According to a recent report from the non-partisan Tax Foundation, manufacturers in Maine suffer under substantially higher taxes than the rest of the country.
“Maine includes equipment in its property tax base, which contributes to an above-average property tax burden for mature capital-intensive manufacturing firms, which experience an effective tax rate of 17.6 percent, two-thirds higher than the median tax rate on this firm type. The state’s 8.93 percent income tax and throwback rule are also substantial contributors to this firm’s high tax burden. Similar factors give the state a 44th place ranking for mature labor-intensive manufacturing firms, which experience the second highest corporate income tax burden for the firm type.”
The report, Location Matters: The State Tax Costs of Doing Business, ranks Maine almost dead last (48th) for its taxes on mature capital-intensive manufacturers. One reason for Maine’s above-average taxes on manufacturers is that equipment is included in the state’s property tax base. Therefore, Maine manufacturers are subject to much higher property taxes than they would be in other states.

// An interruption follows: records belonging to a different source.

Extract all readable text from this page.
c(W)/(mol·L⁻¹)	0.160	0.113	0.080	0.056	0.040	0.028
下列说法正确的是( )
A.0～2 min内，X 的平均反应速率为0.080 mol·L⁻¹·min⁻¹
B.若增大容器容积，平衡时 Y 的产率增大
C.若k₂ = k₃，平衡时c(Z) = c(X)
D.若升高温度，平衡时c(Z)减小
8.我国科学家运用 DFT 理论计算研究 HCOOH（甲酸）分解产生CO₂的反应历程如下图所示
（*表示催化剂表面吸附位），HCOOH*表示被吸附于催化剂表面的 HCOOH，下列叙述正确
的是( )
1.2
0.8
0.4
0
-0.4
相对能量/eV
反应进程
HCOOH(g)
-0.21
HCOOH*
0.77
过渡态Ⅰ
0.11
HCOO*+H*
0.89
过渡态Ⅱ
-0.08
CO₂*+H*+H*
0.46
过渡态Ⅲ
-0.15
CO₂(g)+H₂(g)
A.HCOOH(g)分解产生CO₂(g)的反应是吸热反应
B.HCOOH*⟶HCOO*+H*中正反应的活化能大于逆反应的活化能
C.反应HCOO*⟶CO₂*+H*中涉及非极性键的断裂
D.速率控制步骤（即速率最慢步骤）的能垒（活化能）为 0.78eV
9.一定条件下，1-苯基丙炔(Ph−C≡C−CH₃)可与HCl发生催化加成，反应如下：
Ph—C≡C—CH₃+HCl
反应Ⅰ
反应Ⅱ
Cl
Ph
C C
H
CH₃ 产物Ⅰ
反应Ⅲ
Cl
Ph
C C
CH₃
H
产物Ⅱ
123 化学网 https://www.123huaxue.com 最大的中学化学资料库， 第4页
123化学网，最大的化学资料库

And while “[p]roperty taxes are more important to capital-intensive manufacturing operations than they are to labor-intensive operations,” Maine similarly ranks 44th for taxes on labor-intensive manufacturers.
Employment by manufacturers in Maine has been declining in Maine for some time, possibly due to the disadvantage of Maine’s high tax burden.
While Maine manufacturers suffer from an uncompetitive tax environment according to the graphic above, Maine call centers fair well when compared against the rest of the nation.
The Tax Foundation study is unique in its comparison of taxes across several types of real-world businesses. Unlike the Tax Foundation’s annual State Business Tax Climate Index which takes a look at states’ tax climates as a whole, Location Matters attempts to answer how different types of businesses fare under each state’s unique tax structure.